Metadata-Version: 2.4
Name: cumulus-library-umls
Version: 0.3.3
Summary: A Unified Medical Language System® Metathesaurus study for the Cumulus project
Keywords: FHIR,SQL,Health Informatics
Requires-Python: >= 3.11
Description-Content-Type: text/markdown
Classifier: License :: OSI Approved :: Apache Software License
Classifier: Operating System :: OS Independent
Classifier: Programming Language :: Python :: 3
Classifier: Topic :: Software Development :: Libraries :: Python Modules
Requires-Dist: cumulus-library >= 4.1.3
Requires-Dist: platformdirs >= 4.3.8
Requires-Dist: ruff < 0.13 ; extra == "dev"
Requires-Dist: pre-commit ; extra == "dev"
Requires-Dist: pytest ; extra == "test"
Requires-Dist: responses ; extra == "test"
Project-URL: Documentation, https://docs.smarthealthit.org/cumulus/
Project-URL: Home, https://smarthealthit.org/cumulus
Project-URL: Source, https://github.com/smart-on-fhir/cumulus-library-umls
Provides-Extra: dev
Provides-Extra: test

# Cumulus Library UMLS

An installation of the Unified Medical Language System® Metathesaurus®. Part of the [SMART on FHIR Cumulus Project](https://smarthealthit.org/cumulus)

For more information, [browse the documentation](https://docs.smarthealthit.org/cumulus/library).
## Usage

In order to use the Metathesaurus, you'll need to get an API key for access from the National Library of Medicine, which you can sign up for [here](https://uts.nlm.nih.gov/uts/signup-login).

You can then install this module by running `pip install cumulus-library-umls`.

This will add a `umls` target to `cumulus-library`. You'll need to pass your
API key via the `--umls-key` CLI flag, or set the `UMLS_API_KEY` environment variable
to the key you received from NIH.

This ends up being a fairly intensive operation - we download a large file,
extract it, create parquet files from Athena, and then upload it. It usually
takes a half hour to run. We try to preserve some of those artifacts along
the way to make rebuilds faster. If you need to force recreation from scratch, the
`--force-upload` CLI flag will handle this.

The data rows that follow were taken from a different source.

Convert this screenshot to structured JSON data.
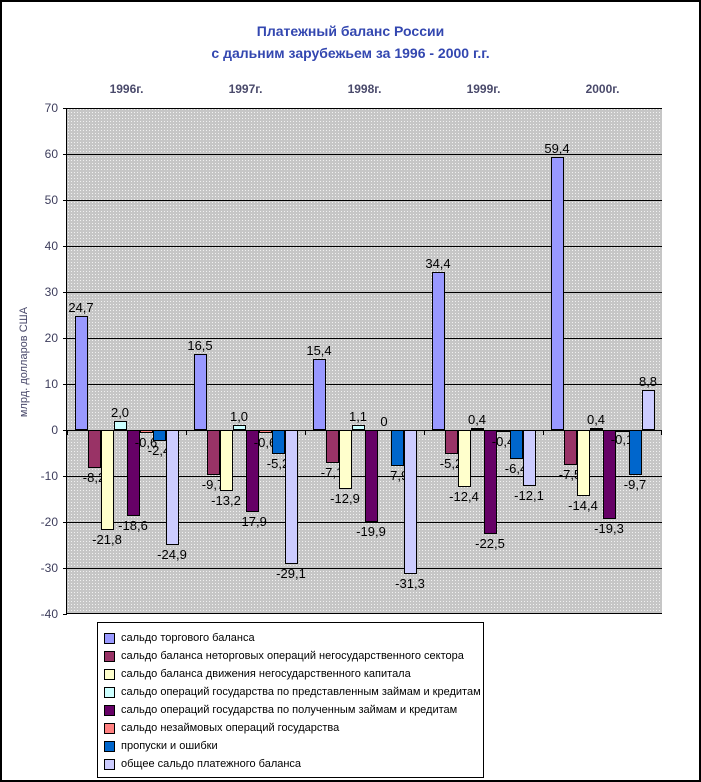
{
  "chart_data": {
    "type": "bar",
    "title_line1": "Платежный баланс России",
    "title_line2": "с дальним зарубежьем за 1996 - 2000 г.г.",
    "ylabel": "млрд. долларов США",
    "categories": [
      "1996г.",
      "1997г.",
      "1998г.",
      "1999г.",
      "2000г."
    ],
    "y_axis": {
      "min": -40,
      "max": 70,
      "step": 10
    },
    "grid": true,
    "legend_position": "bottom",
    "plot_bg": "#c6c6c6",
    "series": [
      {
        "name": "сальдо торгового баланса",
        "color": "#9999FF",
        "values": [
          24.7,
          16.5,
          15.4,
          34.4,
          59.4
        ],
        "labels": [
          "24,7",
          "16,5",
          "15,4",
          "34,4",
          "59,4"
        ]
      },
      {
        "name": "сальдо баланса неторговых операций негосударственного сектора",
        "color": "#993366",
        "values": [
          -8.2,
          -9.7,
          -7.1,
          -5.2,
          -7.5
        ],
        "labels": [
          "-8,2",
          "-9,7",
          "-7,1",
          "-5,2",
          "-7,5"
        ]
      },
      {
        "name": "сальдо баланса движения негосударственного капитала",
        "color": "#FFFFCC",
        "values": [
          -21.8,
          -13.2,
          -12.9,
          -12.4,
          -14.4
        ],
        "labels": [
          "-21,8",
          "-13,2",
          "-12,9",
          "-12,4",
          "-14,4"
        ]
      },
      {
        "name": "сальдо операций государства по представленным займам и кредитам",
        "color": "#CCFFFF",
        "values": [
          2.0,
          1.0,
          1.1,
          0.4,
          0.4
        ],
        "labels": [
          "2,0",
          "1,0",
          "1,1",
          "0,4",
          "0,4"
        ]
      },
      {
        "name": "сальдо операций государства по полученным займам и кредитам",
        "color": "#660066",
        "values": [
          -18.6,
          -17.9,
          -19.9,
          -22.5,
          -19.3
        ],
        "labels": [
          "-18,6",
          "-17,9",
          "-19,9",
          "-22,5",
          "-19,3"
        ]
      },
      {
        "name": "сальдо незаймовых операций государства",
        "color": "#FF8080",
        "values": [
          -0.6,
          -0.6,
          0,
          -0.4,
          -0.1
        ],
        "labels": [
          "-0,6",
          "-0,6",
          "0",
          "-0,4",
          "-0,1"
        ]
      },
      {
        "name": "пропуски и ошибки",
        "color": "#0066CC",
        "values": [
          -2.4,
          -5.2,
          -7.9,
          -6.4,
          -9.7
        ],
        "labels": [
          "-2,4",
          "-5,2",
          "-7,9",
          "-6,4",
          "-9,7"
        ]
      },
      {
        "name": "общее сальдо платежного баланса",
        "color": "#CCCCFF",
        "values": [
          -24.9,
          -29.1,
          -31.3,
          -12.1,
          8.8
        ],
        "labels": [
          "-24,9",
          "-29,1",
          "-31,3",
          "-12,1",
          "8,8"
        ]
      }
    ]
  }
}
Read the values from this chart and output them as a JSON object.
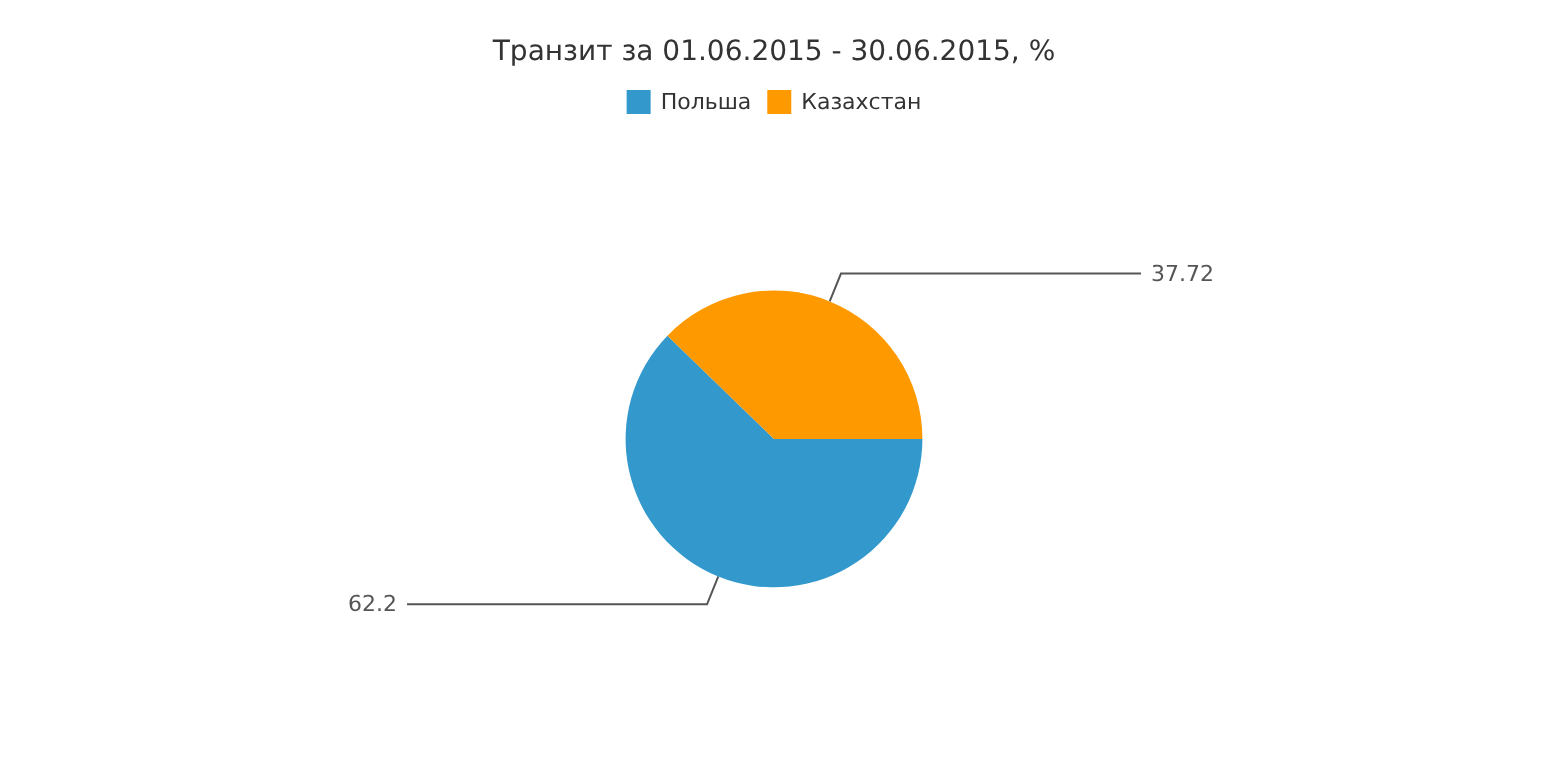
{
  "chart_data": {
    "type": "pie",
    "title": "Транзит за 01.06.2015 - 30.06.2015, %",
    "categories": [
      "Польша",
      "Казахстан"
    ],
    "values": [
      62.2,
      37.72
    ],
    "colors": [
      "#3399cc",
      "#ff9900"
    ],
    "legend": "top",
    "data_labels": true
  }
}
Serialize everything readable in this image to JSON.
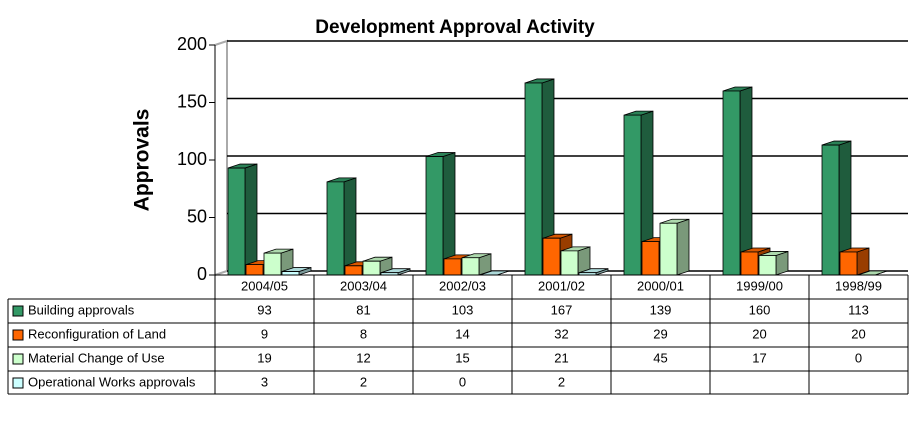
{
  "chart_data": {
    "type": "bar3d",
    "title": "Development Approval Activity",
    "y_label": "Approvals",
    "categories": [
      "2004/05",
      "2003/04",
      "2002/03",
      "2001/02",
      "2000/01",
      "1999/00",
      "1998/99"
    ],
    "series": [
      {
        "name": "Building approvals",
        "color": "#339966",
        "values": [
          93,
          81,
          103,
          167,
          139,
          160,
          113
        ]
      },
      {
        "name": "Reconfiguration of Land",
        "color": "#ff6600",
        "values": [
          9,
          8,
          14,
          32,
          29,
          20,
          20
        ]
      },
      {
        "name": "Material Change of Use",
        "color": "#ccffcc",
        "values": [
          19,
          12,
          15,
          21,
          45,
          17,
          0
        ]
      },
      {
        "name": "Operational Works approvals",
        "color": "#ccffff",
        "values": [
          3,
          2,
          0,
          2,
          null,
          null,
          null
        ]
      }
    ],
    "ylim": [
      0,
      200
    ],
    "yticks": [
      0,
      50,
      100,
      150,
      200
    ],
    "grid": true
  }
}
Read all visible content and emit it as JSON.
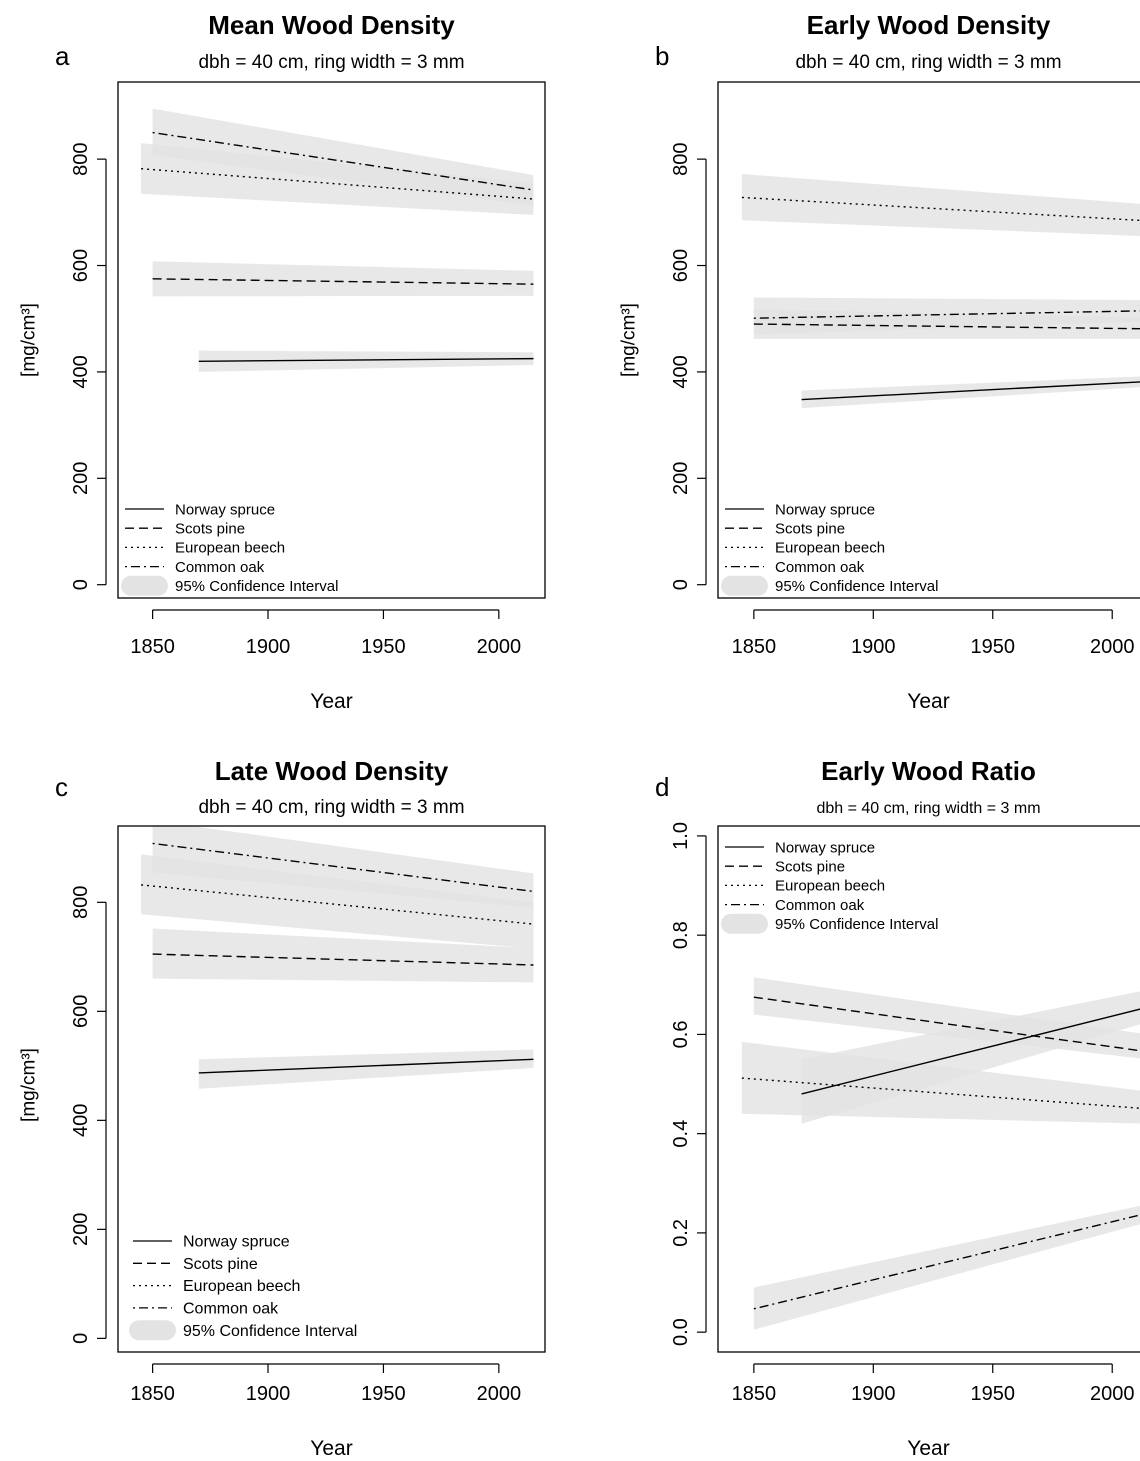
{
  "figure": {
    "subtitle": "dbh = 40 cm, ring width = 3 mm",
    "legend_ci_label": "95% Confidence Interval",
    "band_color": "#e3e3e3",
    "line_color": "#000000"
  },
  "chart_data": [
    {
      "panel": "a",
      "type": "line",
      "title": "Mean Wood Density",
      "subtitle": "dbh = 40 cm, ring width = 3 mm",
      "xlabel": "Year",
      "ylabel": "[mg/cm³]",
      "xlim": [
        1835,
        2020
      ],
      "ylim": [
        -25,
        945
      ],
      "xticks": [
        1850,
        1900,
        1950,
        2000
      ],
      "yticks": [
        0,
        200,
        400,
        600,
        800
      ],
      "legend_position": "bottom-left",
      "series": [
        {
          "name": "Norway spruce",
          "dash": "solid",
          "x": [
            1870,
            2015
          ],
          "y": [
            420,
            425
          ],
          "lower": [
            400,
            413
          ],
          "upper": [
            440,
            437
          ]
        },
        {
          "name": "Scots pine",
          "dash": "dashed",
          "x": [
            1850,
            2015
          ],
          "y": [
            575,
            565
          ],
          "lower": [
            542,
            543
          ],
          "upper": [
            608,
            590
          ]
        },
        {
          "name": "European beech",
          "dash": "dotted",
          "x": [
            1845,
            2015
          ],
          "y": [
            782,
            725
          ],
          "lower": [
            735,
            695
          ],
          "upper": [
            830,
            755
          ]
        },
        {
          "name": "Common oak",
          "dash": "dotdash",
          "x": [
            1850,
            2015
          ],
          "y": [
            850,
            742
          ],
          "lower": [
            808,
            712
          ],
          "upper": [
            895,
            770
          ]
        }
      ]
    },
    {
      "panel": "b",
      "type": "line",
      "title": "Early Wood Density",
      "subtitle": "dbh = 40 cm, ring width = 3 mm",
      "xlabel": "Year",
      "ylabel": "[mg/cm³]",
      "xlim": [
        1835,
        2020
      ],
      "ylim": [
        -25,
        945
      ],
      "xticks": [
        1850,
        1900,
        1950,
        2000
      ],
      "yticks": [
        0,
        200,
        400,
        600,
        800
      ],
      "legend_position": "bottom-left",
      "series": [
        {
          "name": "Norway spruce",
          "dash": "solid",
          "x": [
            1870,
            2015
          ],
          "y": [
            348,
            382
          ],
          "lower": [
            332,
            372
          ],
          "upper": [
            365,
            392
          ]
        },
        {
          "name": "Scots pine",
          "dash": "dashed",
          "x": [
            1850,
            2015
          ],
          "y": [
            490,
            481
          ],
          "lower": [
            462,
            462
          ],
          "upper": [
            518,
            502
          ]
        },
        {
          "name": "European beech",
          "dash": "dotted",
          "x": [
            1845,
            2015
          ],
          "y": [
            728,
            684
          ],
          "lower": [
            685,
            655
          ],
          "upper": [
            772,
            715
          ]
        },
        {
          "name": "Common oak",
          "dash": "dotdash",
          "x": [
            1850,
            2015
          ],
          "y": [
            501,
            515
          ],
          "lower": [
            470,
            495
          ],
          "upper": [
            540,
            535
          ]
        }
      ]
    },
    {
      "panel": "c",
      "type": "line",
      "title": "Late Wood Density",
      "subtitle": "dbh = 40 cm, ring width = 3 mm",
      "xlabel": "Year",
      "ylabel": "[mg/cm³]",
      "xlim": [
        1835,
        2020
      ],
      "ylim": [
        -25,
        940
      ],
      "xticks": [
        1850,
        1900,
        1950,
        2000
      ],
      "yticks": [
        0,
        200,
        400,
        600,
        800
      ],
      "legend_position": "bottom-left",
      "series": [
        {
          "name": "Norway spruce",
          "dash": "solid",
          "x": [
            1870,
            2015
          ],
          "y": [
            487,
            512
          ],
          "lower": [
            458,
            496
          ],
          "upper": [
            512,
            530
          ]
        },
        {
          "name": "Scots pine",
          "dash": "dashed",
          "x": [
            1850,
            2015
          ],
          "y": [
            705,
            685
          ],
          "lower": [
            660,
            653
          ],
          "upper": [
            752,
            716
          ]
        },
        {
          "name": "European beech",
          "dash": "dotted",
          "x": [
            1845,
            2015
          ],
          "y": [
            832,
            760
          ],
          "lower": [
            778,
            715
          ],
          "upper": [
            888,
            800
          ]
        },
        {
          "name": "Common oak",
          "dash": "dotdash",
          "x": [
            1850,
            2015
          ],
          "y": [
            908,
            820
          ],
          "lower": [
            855,
            790
          ],
          "upper": [
            950,
            853
          ]
        }
      ]
    },
    {
      "panel": "d",
      "type": "line",
      "title": "Early Wood Ratio",
      "subtitle": "dbh = 40 cm, ring width = 3 mm",
      "xlabel": "Year",
      "ylabel": "",
      "xlim": [
        1835,
        2020
      ],
      "ylim": [
        -0.04,
        1.02
      ],
      "xticks": [
        1850,
        1900,
        1950,
        2000
      ],
      "yticks": [
        0.0,
        0.2,
        0.4,
        0.6,
        0.8,
        1.0
      ],
      "ytick_labels": [
        "0.0",
        "0.2",
        "0.4",
        "0.6",
        "0.8",
        "1.0"
      ],
      "legend_position": "top-left",
      "series": [
        {
          "name": "Norway spruce",
          "dash": "solid",
          "x": [
            1870,
            2015
          ],
          "y": [
            0.48,
            0.655
          ],
          "lower": [
            0.42,
            0.625
          ],
          "upper": [
            0.55,
            0.69
          ]
        },
        {
          "name": "Scots pine",
          "dash": "dashed",
          "x": [
            1850,
            2015
          ],
          "y": [
            0.675,
            0.565
          ],
          "lower": [
            0.64,
            0.55
          ],
          "upper": [
            0.715,
            0.6
          ]
        },
        {
          "name": "European beech",
          "dash": "dotted",
          "x": [
            1845,
            2015
          ],
          "y": [
            0.512,
            0.45
          ],
          "lower": [
            0.44,
            0.42
          ],
          "upper": [
            0.585,
            0.485
          ]
        },
        {
          "name": "Common oak",
          "dash": "dotdash",
          "x": [
            1850,
            2015
          ],
          "y": [
            0.047,
            0.24
          ],
          "lower": [
            0.005,
            0.222
          ],
          "upper": [
            0.09,
            0.258
          ]
        }
      ]
    }
  ]
}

Note: This study is explicitly namespaced in its own schema, `umls`. Make sure your
database is not using this schema for another use. Do not create tables inside this
schema by another means.

## Additional custom tables

The following tables are a derived from the primary tables, and are included here as a 
convenience to avoid having to compute these on a repeated basis

- **mrrel_drug_is_a** a subset of the relationships in mrrel, including only those that define
that concept A is a member of concept B (i.e. is a child, or is explicitly marked as
being a tradename/member belonging to the parent concept), for drugs and drug-related topics.
- **mrconso_drugs** a subset of the entity list in mrconso, limited to vocabularies
specifically dealing with drug identifiers (i.e. SNOMED, RxNorm, etc.)
- **mrconso_icd10cm**/**mrrel__icd10cm** are slices of the respective main tables,
only containing records from the ICD10 coding system
- **icd10_(type)** are slices of a given coding system at the relevant level of the
ICD10 hierarchy (category,block,chapter,subcategory[1-3], extension)
- **icd10_tree** provides a relation-navigable code hierarchy of the individual levels
in the ICD10 hierarchy
- **icd10_hierarchy** provides a extracted tablular representation of the full ICD10
code system

## Licensing details

The `cumulus-library-umls` study is provided as a convenience to install the
UMLS Metathesaurus, but is not shipped with the Metathesaurus dataset. It will
require an API key to download the data from NIH directly.

As a reminder, the 
[License Agreement for Use of the UMLS® Metathesaurus®](https://uts.nlm.nih.gov/uts/assets/LicenseAgreement.pdf)
provides several restrictions on this usage of this data (including distributing
the dataset). When you sign up for a UMLS key, you are assuming responsibility
for complying with these terms, or an alternate licensing agreement with the
owner of the Metathesaus data if you are provided with one.


## Citations

Bodenreider O. The Unified Medical Language System (UMLS): integrating biomedical terminology. Nucleic Acids Res. 2004 Jan 1;32(Database issue):D267-70. doi: 10.1093/nar/gkh061. PubMed PMID: 14681409; PubMed Central PMCID: PMC308795.